Verificate la copertura della vostra polizza viaggio con un controllo a punti: massimali, franchigie, esclusioni e assistenza 24/7. Chiedete come funziona l’autorizzazione preventiva per ricoveri o esami e se è previsto il pagamento diretto o il rimborso. Salvate numeri di centrale operativa, codice polizza e istruzioni per l’apertura del sinistro.
Preparate un “kit informazioni sanitarie” con elenco farmaci (principio attivo e dosi), allergie, contatti del medico curante e certificazioni utili. Se viaggiate con medicinali particolari, informatevi su regole doganali e conservazione, soprattutto per prodotti termolabili. Portate copie di prescrizioni e, se serve, una breve nota in italiano e inglese.
Mappate in anticipo i servizi medici nella zona di soggiorno: ospedali, cliniche, farmacie e numeri di emergenza locali. Valutate accessibilità di trasporti e strutture se avete esigenze motorie o sensoriali. Salvate la posizione offline sul telefono e concordate un punto di riferimento con chi viaggia con voi.
Impostate un piano di telemedicina per situazioni non urgenti: app, portale del vostro assicuratore o servizio del medico di base. Testate prima della partenza login, metodi di pagamento e qualità della connessione prevista. Stabilite quando usarla e quando invece contattare subito i servizi di emergenza del Paese ospitante.
Durante il viaggio, se compare un problema di salute, seguite una sequenza: valutazione sintomi, contatto con assistenza assicurativa, poi visita o struttura indicata. Chiedete sempre un referto scritto e ricevute dettagliate con data, prestazione e dati della struttura. Evitate decisioni autonome su ricoveri o trasferimenti senza confrontarvi con la centrale operativa, quando possibile.
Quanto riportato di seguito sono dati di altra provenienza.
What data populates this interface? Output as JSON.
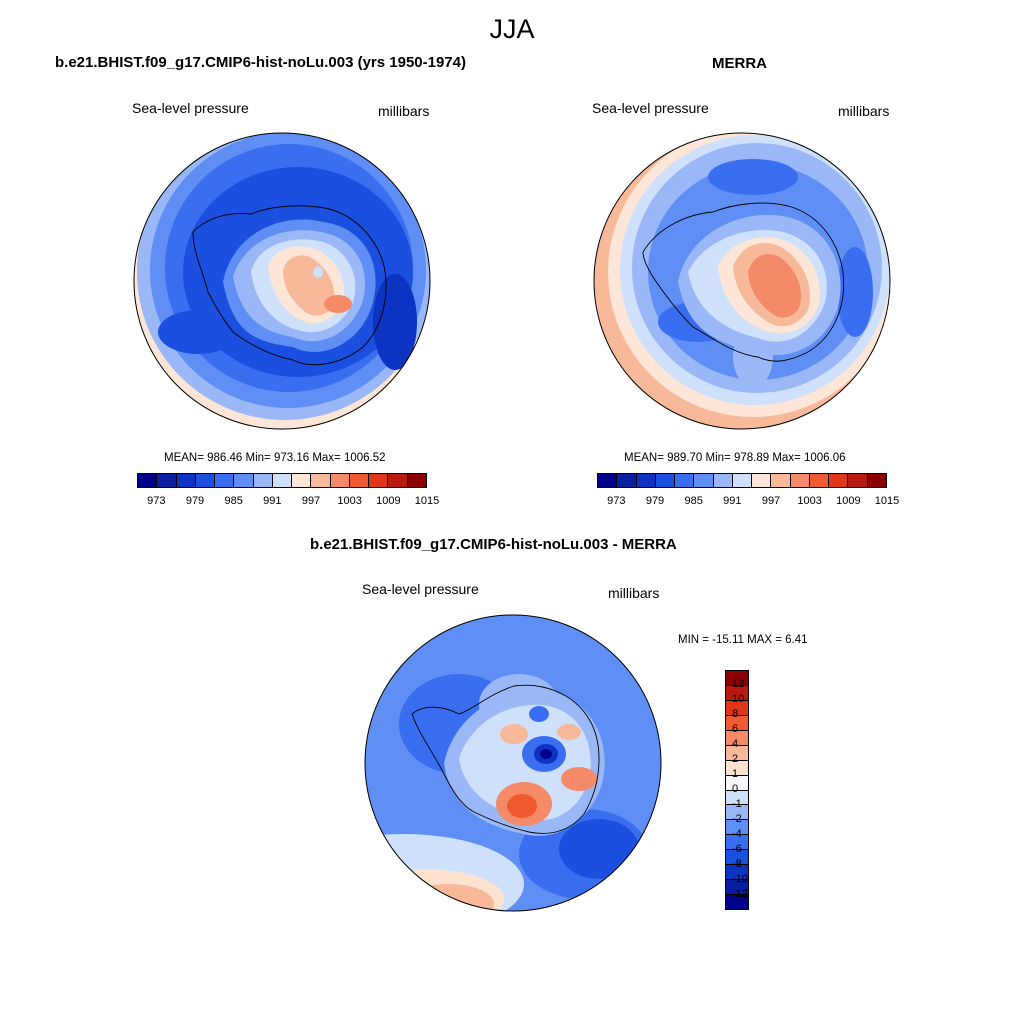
{
  "season": "JJA",
  "panels": [
    {
      "title": "b.e21.BHIST.f09_g17.CMIP6-hist-noLu.003 (yrs 1950-1974)",
      "left_label": "Sea-level pressure",
      "right_label": "millibars",
      "stats": "MEAN= 986.46  Min= 973.16  Max= 1006.52"
    },
    {
      "title": "MERRA",
      "left_label": "Sea-level pressure",
      "right_label": "millibars",
      "stats": "MEAN= 989.70  Min= 978.89  Max= 1006.06"
    },
    {
      "title": "b.e21.BHIST.f09_g17.CMIP6-hist-noLu.003 - MERRA",
      "left_label": "Sea-level pressure",
      "right_label": "millibars",
      "stats": "MIN = -15.11 MAX =   6.41"
    }
  ],
  "colorbar_abs": {
    "tick_labels": [
      "973",
      "979",
      "985",
      "991",
      "997",
      "1003",
      "1009",
      "1015"
    ],
    "colors": [
      "#00008b",
      "#0a1ea0",
      "#0c33c2",
      "#1a4fe0",
      "#3a6ef0",
      "#5f8ef4",
      "#9ab8f7",
      "#cfe0fb",
      "#fde6d8",
      "#f8b89a",
      "#f48a68",
      "#f05a30",
      "#e0361a",
      "#b81b0e",
      "#8b0000"
    ]
  },
  "colorbar_diff": {
    "tick_labels": [
      "12",
      "10",
      "8",
      "6",
      "4",
      "2",
      "1",
      "0",
      "-1",
      "-2",
      "-4",
      "-6",
      "-8",
      "-10",
      "-12"
    ],
    "colors": [
      "#8b0000",
      "#b81b0e",
      "#e0361a",
      "#f05a30",
      "#f48a68",
      "#f8b89a",
      "#fde2cf",
      "#f4f7fb",
      "#cfe0fb",
      "#9ab8f7",
      "#5f8ef4",
      "#3a6ef0",
      "#1a4fe0",
      "#0c33c2",
      "#0a1ea0",
      "#00008b"
    ]
  }
}
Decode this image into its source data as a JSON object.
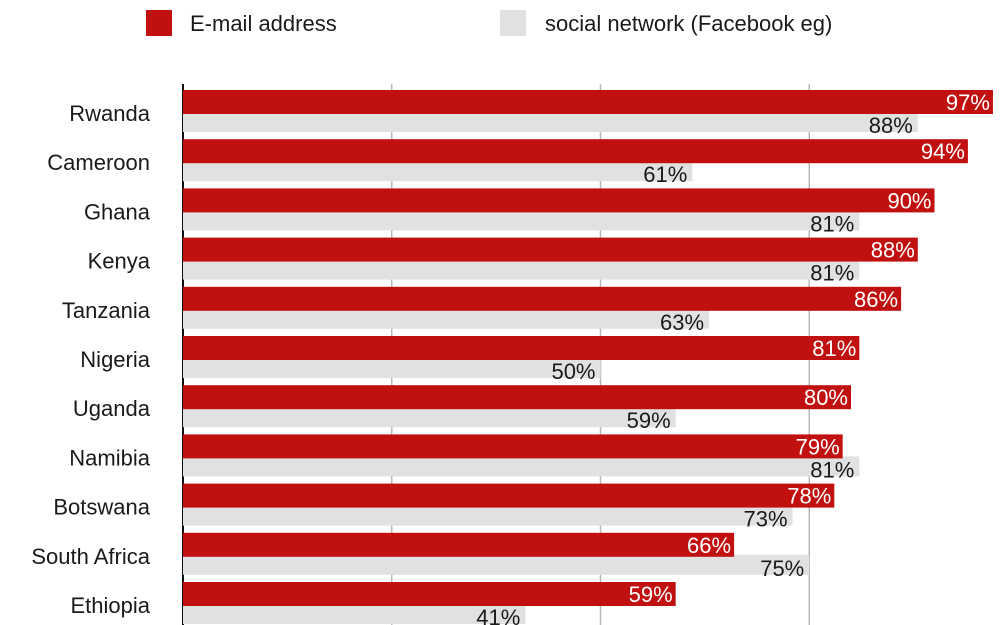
{
  "chart_data": {
    "type": "bar",
    "orientation": "horizontal",
    "categories": [
      "Rwanda",
      "Cameroon",
      "Ghana",
      "Kenya",
      "Tanzania",
      "Nigeria",
      "Uganda",
      "Namibia",
      "Botswana",
      "South Africa",
      "Ethiopia"
    ],
    "series": [
      {
        "name": "E-mail address",
        "color": "#c0100f",
        "values": [
          97,
          94,
          90,
          88,
          86,
          81,
          80,
          79,
          78,
          66,
          59
        ],
        "labels": [
          "97%",
          "94%",
          "90%",
          "88%",
          "86%",
          "81%",
          "80%",
          "79%",
          "78%",
          "66%",
          "59%"
        ]
      },
      {
        "name": "social network (Facebook eg)",
        "color": "#e1e1e1",
        "values": [
          88,
          61,
          81,
          81,
          63,
          50,
          59,
          81,
          73,
          75,
          41
        ],
        "labels": [
          "88%",
          "61%",
          "81%",
          "81%",
          "63%",
          "50%",
          "59%",
          "81%",
          "73%",
          "75%",
          "41%"
        ]
      }
    ],
    "xlim": [
      0,
      100
    ],
    "gridlines_at": [
      25,
      50,
      75
    ],
    "grid": true,
    "legend_position": "top"
  }
}
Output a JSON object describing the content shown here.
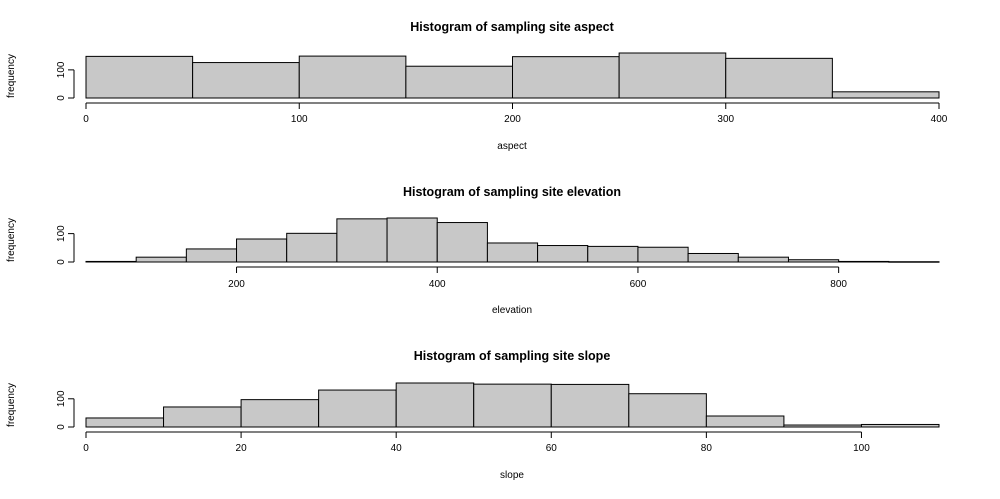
{
  "chart_data": [
    {
      "type": "bar",
      "title": "Histogram of sampling site aspect",
      "xlabel": "aspect",
      "ylabel": "frequency",
      "bin_edges": [
        0,
        50,
        100,
        150,
        200,
        250,
        300,
        350,
        400
      ],
      "values": [
        148,
        126,
        149,
        113,
        147,
        160,
        141,
        22
      ],
      "xlim": [
        0,
        400
      ],
      "ylim": [
        0,
        160
      ],
      "x_ticks": [
        0,
        100,
        200,
        300,
        400
      ],
      "y_ticks": [
        0,
        100
      ],
      "color": "#c8c8c8"
    },
    {
      "type": "bar",
      "title": "Histogram of sampling site elevation",
      "xlabel": "elevation",
      "ylabel": "frequency",
      "bin_edges": [
        50,
        100,
        150,
        200,
        250,
        300,
        350,
        400,
        450,
        500,
        550,
        600,
        650,
        700,
        750,
        800,
        850,
        900
      ],
      "values": [
        2,
        17,
        46,
        81,
        101,
        152,
        155,
        139,
        67,
        58,
        55,
        52,
        30,
        17,
        8,
        2,
        1
      ],
      "xlim": [
        50,
        900
      ],
      "ylim": [
        0,
        155
      ],
      "x_ticks": [
        200,
        400,
        600,
        800
      ],
      "y_ticks": [
        0,
        100
      ],
      "color": "#c8c8c8"
    },
    {
      "type": "bar",
      "title": "Histogram of sampling site slope",
      "xlabel": "slope",
      "ylabel": "frequency",
      "bin_edges": [
        0,
        10,
        20,
        30,
        40,
        50,
        60,
        70,
        80,
        90,
        100,
        110
      ],
      "values": [
        32,
        71,
        97,
        131,
        156,
        152,
        151,
        118,
        39,
        7,
        9
      ],
      "xlim": [
        0,
        110
      ],
      "ylim": [
        0,
        156
      ],
      "x_ticks": [
        0,
        20,
        40,
        60,
        80,
        100
      ],
      "y_ticks": [
        0,
        100
      ],
      "color": "#c8c8c8"
    }
  ]
}
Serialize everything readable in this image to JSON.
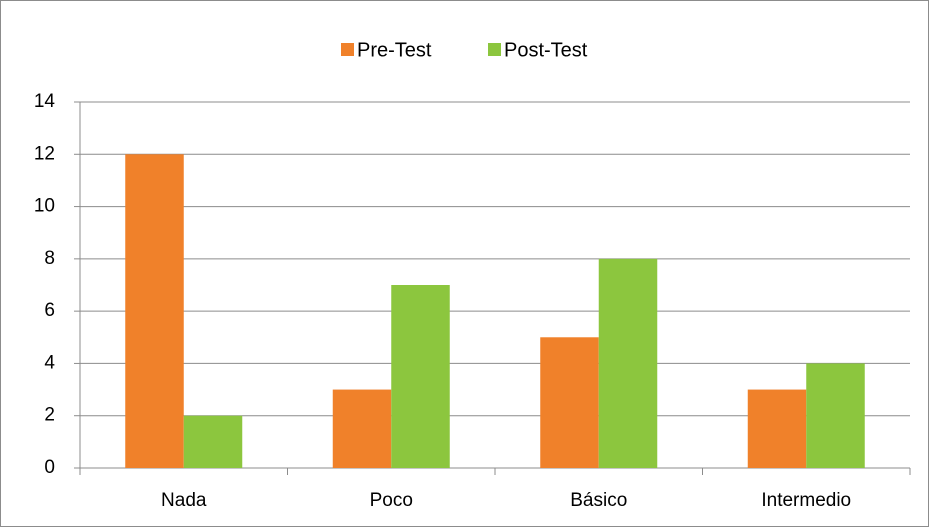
{
  "chart_data": {
    "type": "bar",
    "categories": [
      "Nada",
      "Poco",
      "Básico",
      "Intermedio"
    ],
    "series": [
      {
        "name": "Pre-Test",
        "color": "#f0812a",
        "values": [
          12,
          3,
          5,
          3
        ]
      },
      {
        "name": "Post-Test",
        "color": "#8cc63e",
        "values": [
          2,
          7,
          8,
          4
        ]
      }
    ],
    "ylim": [
      0,
      14
    ],
    "yticks": [
      0,
      2,
      4,
      6,
      8,
      10,
      12,
      14
    ],
    "grid": true,
    "legend": "top"
  }
}
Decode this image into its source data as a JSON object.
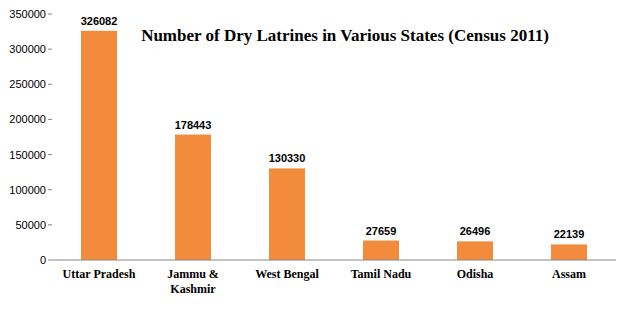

Se incontrate disservizi, costi non chiari o prestazioni non conformi, raccogliete prove: preventivi, scontrini, comunicazioni e nominativi. Presentate un reclamo prima alla struttura o al fornitore, poi all’assicurazione seguendo i canali indicati (email, area clienti, modulo). Tenete una cronologia con date e risposte ricevute per rendere la pratica più semplice.
Per chi abbina viaggio e gestione della casa, programmate interventi di isolamento termico prima della partenza per ridurre rischi di umidità e dispersioni mentre siete via. Se state valutando incentivi per energia solare, archiviate contratti, preventivi e autorizzazioni in cloud così da consultarli anche in mobilità. Definite un referente in loco per accessi e letture contatori in caso di imprevisti.
Quando il viaggio include sopralluoghi immobiliari o acquisti all’estero, chiarite in anticipo quali documenti servono e come verificarne la validità. Per consulenza legale su immobili, preparate una cartella con visure, planimetrie, contratti preliminari e corrispondenza con agenti o venditori. Se emergono dubbi, privilegiate pareri scritti e tracciabili per evitare incomprensioni.
Se vi state occupando di successioni e pratiche notarili mentre siete fuori, pianificate deleghe e appuntamenti con anticipo. Verificate modalità di firma, riconoscimento e invio documenti, rispettando le indicazioni del notaio e le norme vigenti. Conservate copie dei documenti e delle ricevute di consegna per una gestione ordinata al rientro.